Coincidentally, the Japanese word for template happens to be “kata”.
And that’s what you’re looking at, when I’m training.
But don’t get me wrong – these kata, or “Karate dances” that you see me doing are not some kind of shadow boxing, which you might be familiar with.
There is a big difference.
Shadow boxing is free, kata is not.
I am repeating a cluster of prescribed battle-proven techniques over and over again, to make them my second nature.
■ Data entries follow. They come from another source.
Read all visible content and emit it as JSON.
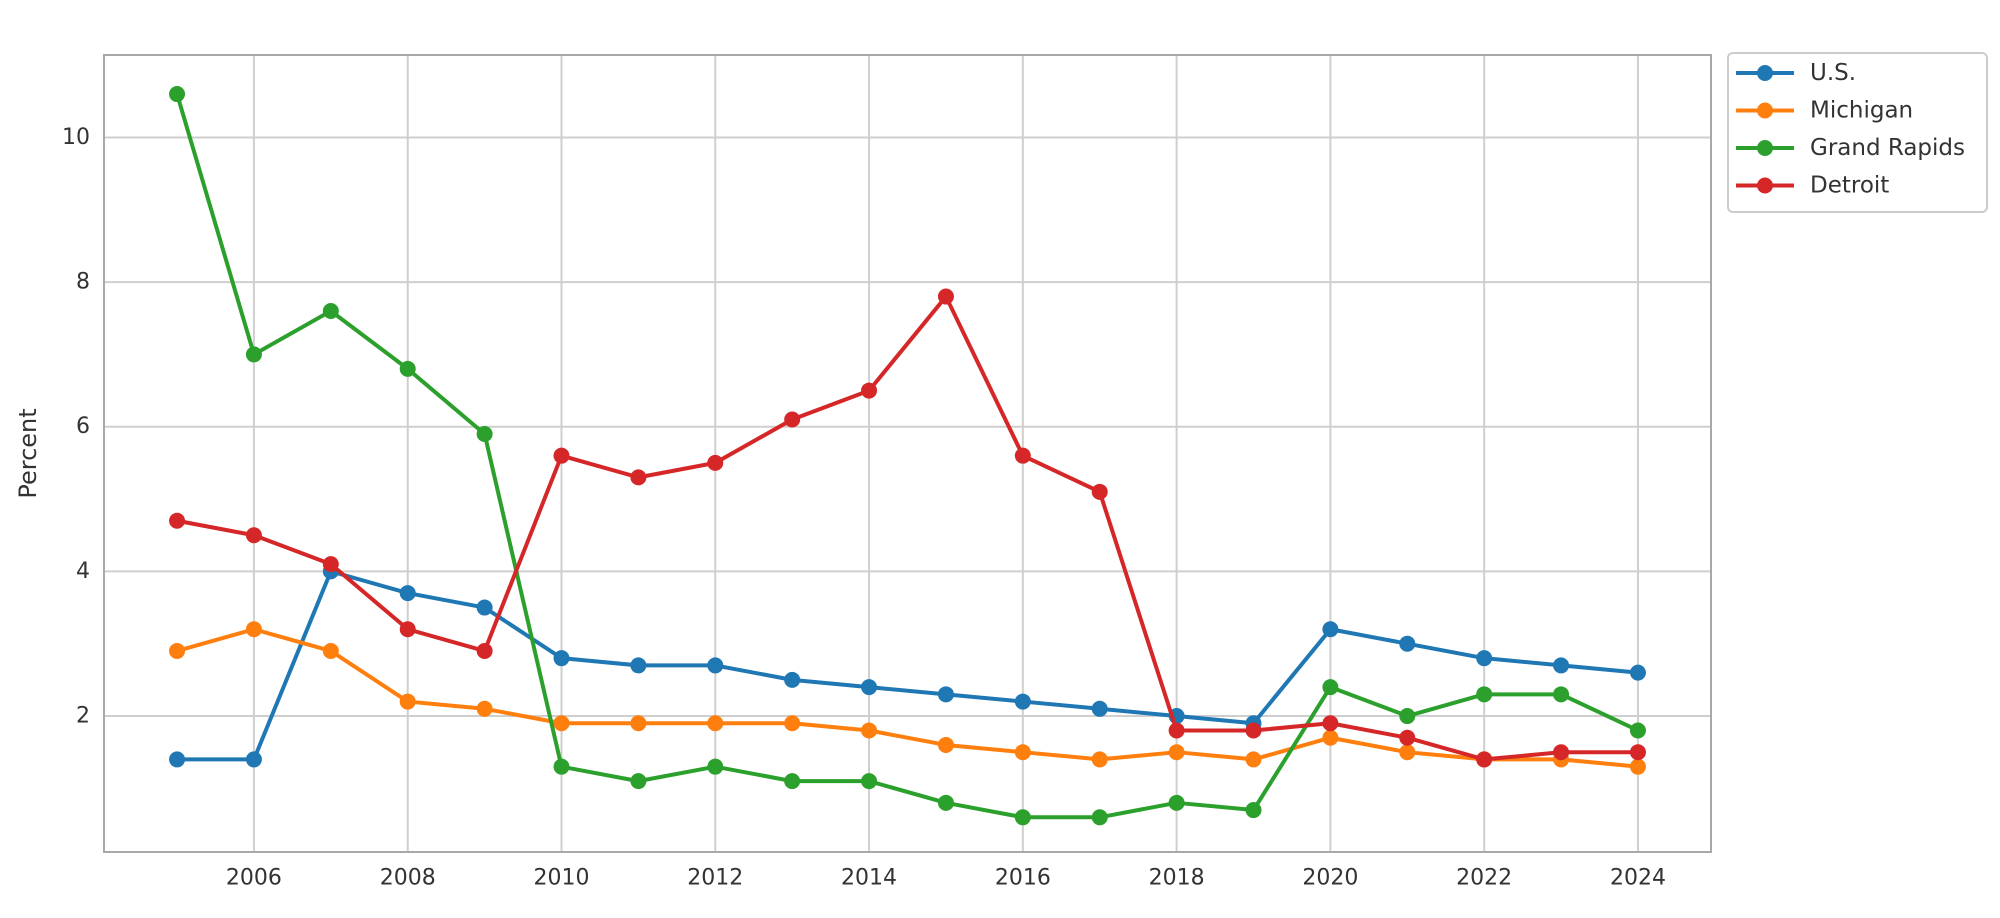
{
  "chart_data": {
    "type": "line",
    "title": "",
    "xlabel": "",
    "ylabel": "Percent",
    "x": [
      2005,
      2006,
      2007,
      2008,
      2009,
      2010,
      2011,
      2012,
      2013,
      2014,
      2015,
      2016,
      2017,
      2018,
      2019,
      2020,
      2021,
      2022,
      2023,
      2024
    ],
    "series": [
      {
        "name": "U.S.",
        "color": "#1f77b4",
        "values": [
          1.4,
          1.4,
          4.0,
          3.7,
          3.5,
          2.8,
          2.7,
          2.7,
          2.5,
          2.4,
          2.3,
          2.2,
          2.1,
          2.0,
          1.9,
          3.2,
          3.0,
          2.8,
          2.7,
          2.6
        ]
      },
      {
        "name": "Michigan",
        "color": "#ff7f0e",
        "values": [
          2.9,
          3.2,
          2.9,
          2.2,
          2.1,
          1.9,
          1.9,
          1.9,
          1.9,
          1.8,
          1.6,
          1.5,
          1.4,
          1.5,
          1.4,
          1.7,
          1.5,
          1.4,
          1.4,
          1.3
        ]
      },
      {
        "name": "Grand Rapids",
        "color": "#2ca02c",
        "values": [
          10.6,
          7.0,
          7.6,
          6.8,
          5.9,
          1.3,
          1.1,
          1.3,
          1.1,
          1.1,
          0.8,
          0.6,
          0.6,
          0.8,
          0.7,
          2.4,
          2.0,
          2.3,
          2.3,
          1.8
        ]
      },
      {
        "name": "Detroit",
        "color": "#d62728",
        "values": [
          4.7,
          4.5,
          4.1,
          3.2,
          2.9,
          5.6,
          5.3,
          5.5,
          6.1,
          6.5,
          7.8,
          5.6,
          5.1,
          1.8,
          1.8,
          1.9,
          1.7,
          1.4,
          1.5,
          1.5
        ]
      }
    ],
    "xticks": [
      2006,
      2008,
      2010,
      2012,
      2014,
      2016,
      2018,
      2020,
      2022,
      2024
    ],
    "yticks": [
      2,
      4,
      6,
      8,
      10
    ],
    "xlim": [
      2004.05,
      2024.95
    ],
    "ylim": [
      0.12,
      11.14
    ],
    "grid": true,
    "legend_position": "upper-right-outside",
    "background": "#ffffff",
    "grid_color": "#cfcfcf",
    "spine_color": "#a8a8a8",
    "legend_border_color": "#cccccc",
    "text_color": "#333333"
  }
}
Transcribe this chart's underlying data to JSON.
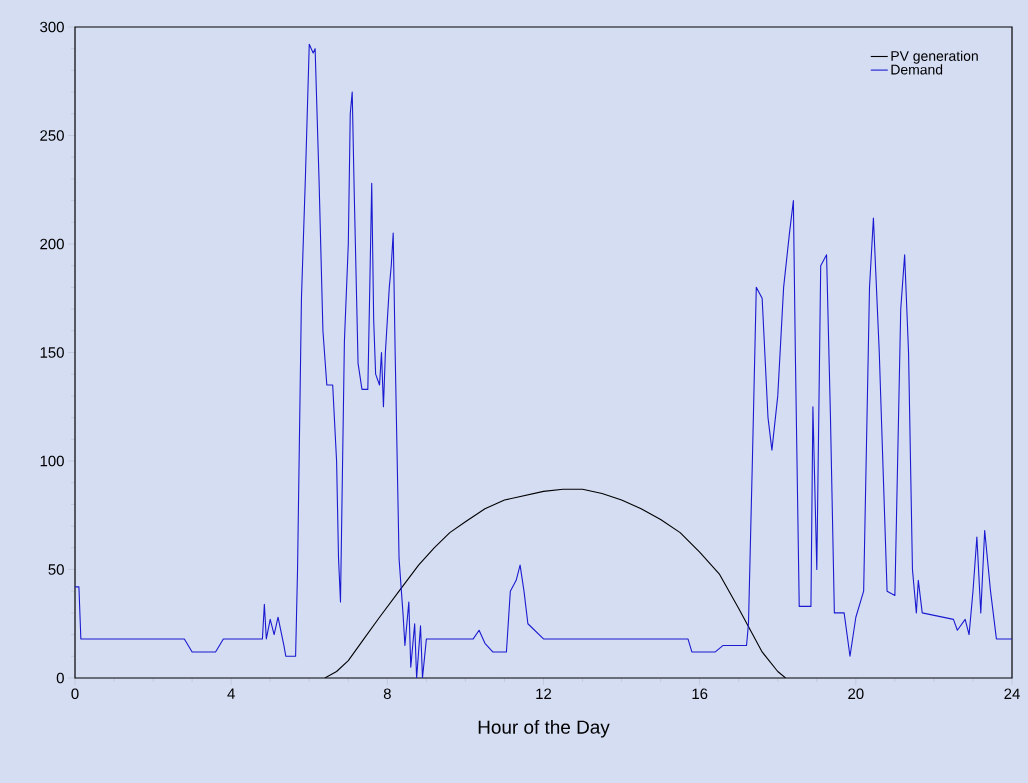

Of course, ideally I would want a whole line of training partners standing in front of me, ready to assist me in my training (as opponents), but I don’t have that privilege.
That’s why I’m doing this alone.
And while we’re at it, consider these three points, that the study of kata and it’s meaning (which to me actually is Karate) gives me:
- Improves health (the holistic aim)
- Builds moral character (the social aim)
- Helps the defeat of human weakness (the philosophic aim)
Put them together, and they all work towards the same goal, which is to ultimately establish inner peace and tranquility.
Now, this might sound like a load of esoteric mumbojumbo to you, since all you probably want to do is “Have fun and kick some ass man!”, but to me it all makes perfect sense.
I practise a non-lethal civil fighting art that was designed for self protection (but is today also used for much ‘higher’ purposes as described above), not military conflict or competitive fighting.
Hence, Karate was never developed to be lethal, or used on the battlefield or in the arena. The fact that it can be lethal, and may have been used on the battlefield or arena is a completely different issue.
That’s why I will never “step into the cage” with you.
Because that’s not what I do…
I do Karate.
And your Martial Sport is not my Martial Art – so please stop mixing them together.
Just let me practise my kata in peace.